Hello,

> I notified kernel mantainers in May, but they didn't seem interested.

Perhaps everyone cares about 2.2 and 2.3 only these days.

>       So, when an attacker sends (as a third packet of tcp handshake) a
> packet with too small ack_seq, the server sends no packets (doesn't it
> violate RFC793 ?). When a packet with too big ack_seq is sent, the server
> sends a packet (with a reset flag).

I've first heard of this behavior from Coder's IP-spoof.2.  He didn't
realize this was a bug until I told him, though.

My secure-linux patch for 2.0.33 included a fix for this (and a few
other bugfixes, all enabled with its CONFIG_SECURE_BUGFIX option):

+#ifdef CONFIG_SECURE_BUGFIX
+       return 0;
+#else
        return 1;
+#endif

That's the last "return" in tcp_ack(), in linux/net/ipv4/tcp_input.c.
A zero return from tcp_ack() means a failed handshake, and generates
an RST packet.  Then 2.0.34 came out, and some of my bugfixes got in,
including this one.  From patch-2.0.34.gz:

-       return 1;
+       return 0;

So, the version of my patch for 2.0.34 didn't need to fix this any
more.  Of course, future updates of the patch I was making based on
the latest one, and never bothered to check for this bug again.

Now, after your post, I am looking at patch-2.0.35.gz:

-       return 0;
+       return 1;

So, the "feature" got re-introduced in 2.0.35.  I don't know of the
reason for this.  I can only guess that the other major TCP changes
in 2.0.35 were originally based on a version of the code older than
the one in 2.0.34, but only got into 2.0.35.  The other guess is, of
course, that this change caused problems in 2.0.34, but I doubt it.

>       Now let's recall another Linux feature. Many OSes (including Linux)
> assign to ID field of an outgoing IP datagram consecutive, increasing
> numbers (we forget about fragmentation here; irrelevant in this case). That

Somehow I didn't think of this at the time (was before this ID stuff
got to BugTraq), so I tried playing with packet count obtained from
the router via SNMP.  Never got my exploit reliable enough, though.
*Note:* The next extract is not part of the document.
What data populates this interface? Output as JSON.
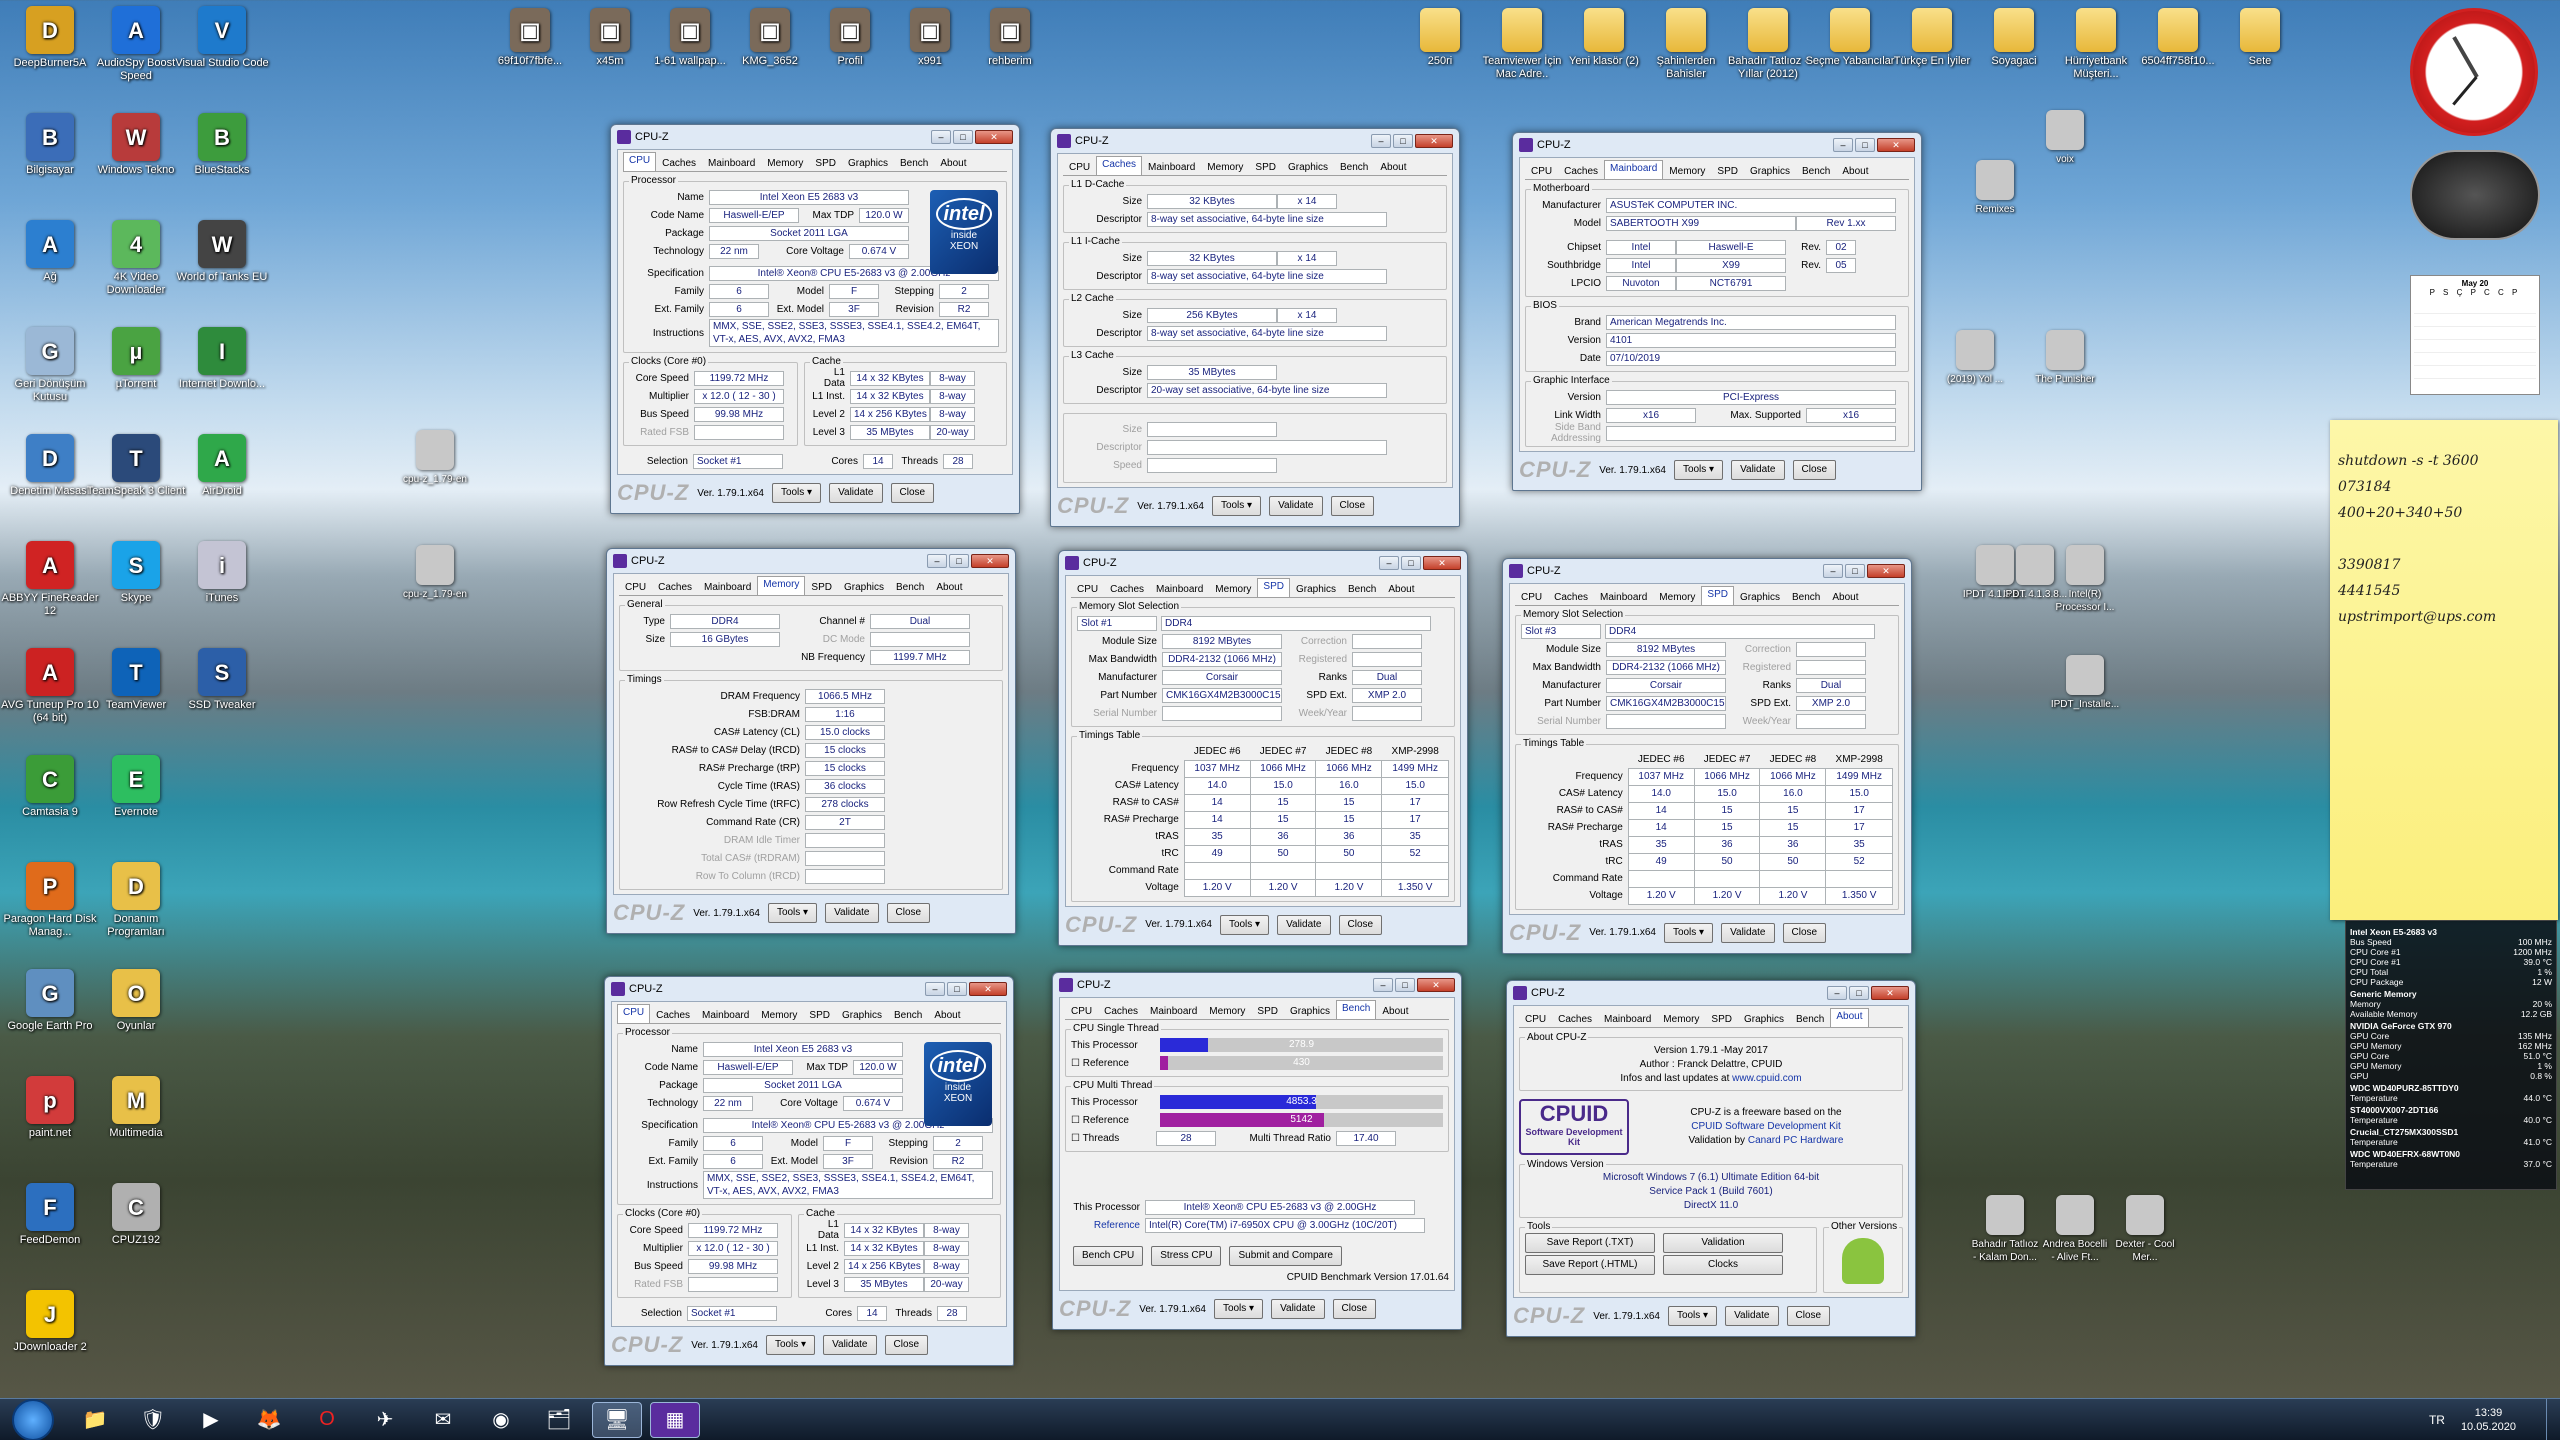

>       At the end of this post I enclosed an exploit; don't use it without
> the permission of the target host's admin. I tested it on 2.0.37, 36 and 30;
> probably all 2.0.x are affected. It requires libnet (which can be downloaded

Except for 2.0.34 and 2.0.33 with my patch, I believe.  I would
appreciate it if you could test the exploit on any of those, so that
I could put the fix back into my patch for 2.0.37.